D’Haïti à la Palestine

L’intellectuel Edward Saïd, décédé le 24 septembre, s’était intéressé de près à l’épopée de Toussaint-Louverture.

Publié le 27 octobre 2003 Lecture : 3 minutes.

Edward W. Saïd a choisi de tirer sa révérence l’année du bicentenaire de la mort de Toussaint-Louverture. Quel rapport, direz-vous, entre le Palestinien et le héros national d’Haïti, colonie française de Saint-Domingue ? Quel lien entre le paisible professeur de littérature comparée et le chef de guerre que Napoléon Bonaparte déporte dans le Jura, où il meurt de froid et de privations le 7 avril 1803 ? Il suffit de (re)lire Culture et impérialisme.
Cet ouvrage, paru en 2000 dans sa version française, traite des « empires occidentaux modernes des XIXe et XXe siècles » et de leurs territoires d’outre-mer. L’idée de Saïd est de montrer que la culture impériale a toujours suscité une résistance de la part des peuples asservis. À aucun moment de l’Histoire elle n’a donné lieu à une acceptation passive. « Il y a toujours eu, écrit-il, une forme quelconque de résistance active, et, dans l’immense majorité des cas, elle a fini par l’emporter. »
Le lien avec Toussaint-Louverture ? J’y arrive.
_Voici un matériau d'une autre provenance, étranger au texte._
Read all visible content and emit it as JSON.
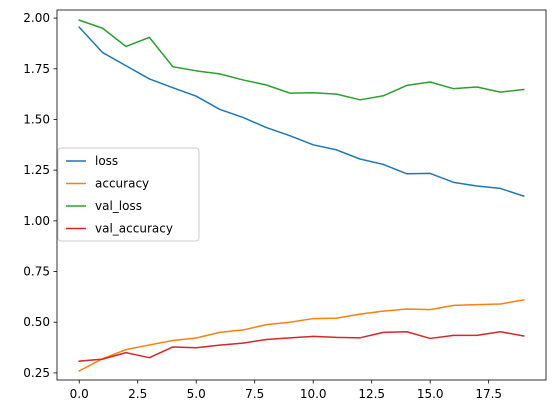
{
  "chart_data": {
    "type": "line",
    "title": "",
    "xlabel": "",
    "ylabel": "",
    "xlim": [
      -0.95,
      19.95
    ],
    "ylim": [
      0.215,
      2.04
    ],
    "grid": false,
    "legend_position": "center-left",
    "x": [
      0,
      1,
      2,
      3,
      4,
      5,
      6,
      7,
      8,
      9,
      10,
      11,
      12,
      13,
      14,
      15,
      16,
      17,
      18,
      19
    ],
    "x_ticks": [
      0.0,
      2.5,
      5.0,
      7.5,
      10.0,
      12.5,
      15.0,
      17.5
    ],
    "x_tick_labels": [
      "0.0",
      "2.5",
      "5.0",
      "7.5",
      "10.0",
      "12.5",
      "15.0",
      "17.5"
    ],
    "y_ticks": [
      0.25,
      0.5,
      0.75,
      1.0,
      1.25,
      1.5,
      1.75,
      2.0
    ],
    "y_tick_labels": [
      "0.25",
      "0.50",
      "0.75",
      "1.00",
      "1.25",
      "1.50",
      "1.75",
      "2.00"
    ],
    "series": [
      {
        "name": "loss",
        "color": "#1f77b4",
        "values": [
          1.955,
          1.83,
          1.765,
          1.7,
          1.657,
          1.615,
          1.55,
          1.51,
          1.46,
          1.42,
          1.375,
          1.35,
          1.305,
          1.278,
          1.232,
          1.234,
          1.19,
          1.172,
          1.16,
          1.122
        ]
      },
      {
        "name": "accuracy",
        "color": "#ff7f0e",
        "values": [
          0.26,
          0.32,
          0.365,
          0.388,
          0.41,
          0.422,
          0.45,
          0.462,
          0.488,
          0.5,
          0.518,
          0.52,
          0.54,
          0.555,
          0.565,
          0.562,
          0.583,
          0.587,
          0.59,
          0.61
        ]
      },
      {
        "name": "val_loss",
        "color": "#2ca02c",
        "values": [
          1.99,
          1.95,
          1.86,
          1.905,
          1.76,
          1.74,
          1.725,
          1.695,
          1.67,
          1.63,
          1.632,
          1.625,
          1.597,
          1.617,
          1.668,
          1.685,
          1.652,
          1.66,
          1.635,
          1.648
        ]
      },
      {
        "name": "val_accuracy",
        "color": "#d62728",
        "values": [
          0.308,
          0.318,
          0.35,
          0.325,
          0.378,
          0.374,
          0.387,
          0.397,
          0.415,
          0.423,
          0.43,
          0.425,
          0.423,
          0.45,
          0.453,
          0.42,
          0.435,
          0.435,
          0.453,
          0.432
        ]
      }
    ]
  }
}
La France a été l’un des plus grands empires coloniaux. Il était inévitable que le livre de Saïd s’y arrête. Or Saint-Domingue, tout au long du XVIIIe siècle, représentait le fleuron de cet empire. Celui qui, au début du XIXe siècle – avec l’indépendance proclamée le 1er janvier 1804, après treize années de violents combats – a fait trembler l’empire français et créé des brèches dans le système esclavagiste. Ce qui intéresse Saïd, c’est la stratégie mise en oeuvre par les Haïtiens pour échapper à l’esclavage et à la domination française. Elle a donné lieu à des années de résistance et à des pratiques connues, dont profiteront, plus tard, d’autres peuples asservis. Le marronnage, l’empoisonnement – aujourd’hui, on parlerait de terrorisme – et la guérilla. Le contrôle de la situation par les indigènes a forcé les commissaires de la République française envoyés sur place à proclamer une première abolition de l’esclavage en 1794. Puis, en 1801, Napoléon Bonaparte a décidé de mater la rébellion et de restaurer le système esclavagiste. Le premier consul a confié la mission à son beau-frère, le capitaine-général Leclerc et mis à sa disposition trente-trois mille soldats. Près de soixante-dix mille hommes, partis de la métropole, seront engagés au plus fort des combats. On sait ce qu’il est advenu de l’expédition.
Ce qu’on oublie parfois, c’est que derrière la résistance du peuple haïtien, il y a dès le départ le génie d’un homme, Toussaint-Louverture. Saïd, arrivé très jeune aux États-Unis, a entendu parler d’Haïti à maintes occasions. De fait, Culture et impérialisme s’inspire largement de C.R.L. James, le Trinidadien, auteur en 1938 des Jacobins noirs. Toussaint- Louverture et la Révolution française. C’est fort de cet éclairage que le Palestinien analyse les rapports mouvementés de la métropole et de sa colonie, et met en lumière le personnage de Toussaint-Louverture. L’homme, qui a appris à lire à 40 ans, est un vaillant soldat doublé d’un habile stratège. Il sait louvoyer. Négocier avec les trois empires coloniaux présents à Saint-Domingue : la France, l’Espagne et l’Angleterre. Il passe d’un camp à l’autre quand le contexte politique le commande. Se rallie à l’Espagne avant de conquérir la partie espagnole de l’île au nom de la France. La Convention le nomme général de division ? Il deviendra gouverneur général de la colonie, dont il arrache l’autonomie à la métropole. Mais Toussaint n’est pas infaillible. Son erreur ? Avoir puisé la plupart de ses idées de la lecture de l’abbé Raynal et des encyclopédistes. C’est ce qui le perdra. Il a tort, selon Saïd, de faire confiance « aux déclarations européennes, [de] les entendre comme des intentions réelles, et non comme des propos inspirés par des intérêts et groupements fondés sur la classe et l’histoire ». Capturé par traîtrise par les émissaires du premier consul, il finit ses jours incarcéré au fort de Joux, dans le Jura.
De nombreuses biographies étaient déjà consacrées à l’Haïtien. Mais Edward Saïd a contribué à le faire connaître davantage, notamment dans les pays arabes ou aux États-Unis. La ville de Miami vient d’ailleurs de donner son nom à sa 54e rue, devenue boulevard Toussaint-Louverture.